Alessandro ha 5 anni appena compiuti e qualche mese fa il suo babbo, giustamente per fargli provare tutti gli sport l’ha iscritto ad una di quelle scuole calcio, una delle tante sorte negli ultimi anni, che come attività principale dovrebbero, tramite la campagna cosiddetta “primi calci”, avvicinare i bimbi al giuoco del calcio.
Chiaramente poi non tutti i pargoli termineranno la trafila proseguendo a giocare al football; il curioso, sveglio Sandrino per esempio è uno di questi, ma la motivazione con la quale, il piccolo per così dire ha preso le distanze dal mondo pallonaro, beh in un certo senso è la fotografia di questo ormai irrecuperabile sistema calcioshowbusiness italico. Sentite un po’ cos’è il football per l’intelligente Ale: <Che noia il calcio, non puoi correre, non ti lasciano stare e ti fanno fare sempre le solite cose>.

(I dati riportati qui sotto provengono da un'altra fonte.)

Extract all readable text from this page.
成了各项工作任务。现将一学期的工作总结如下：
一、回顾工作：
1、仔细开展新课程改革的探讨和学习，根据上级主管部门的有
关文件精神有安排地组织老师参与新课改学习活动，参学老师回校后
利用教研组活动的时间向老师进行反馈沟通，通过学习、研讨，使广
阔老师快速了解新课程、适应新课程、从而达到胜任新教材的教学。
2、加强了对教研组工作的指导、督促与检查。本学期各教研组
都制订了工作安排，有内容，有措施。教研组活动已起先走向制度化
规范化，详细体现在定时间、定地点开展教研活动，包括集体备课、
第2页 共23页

Cos’avete, o meglio, cosa abbiamo provato guardano, recentemente, in tv le sfide dell’Italia del fu “tarantolato” Antonio Conte? Noia, maledetta noia perché ormai, alle nostre latitudini, tattica esasperata e agonismo spento hanno ridotto quello che una volta era il frizzante calcio italiano … a una triste, sgasata commedia priva di un copione intrigante.
Cosa fare per cambiare la trama? Tanto per iniziare e gradire, almeno a livello di settore giovanile, nei vari sodalizi dilettantistici (termine questo inflazionato, anacronistico e da rivedere, ndr) anziché tesserare tecnici impreparati, improvvisati e schiavi dell’esasperazione tattica, ecco bisognerebbe dar spazio a istruttori veri appassionati al gioco che, serenamente, senza forzature tornino a far rotolare e correre pargoli intorno a una palla insegnando loro i fondamentali e la gioia di calciare, con pathos, la pelota. Il resto è noia. Verso Alessandro?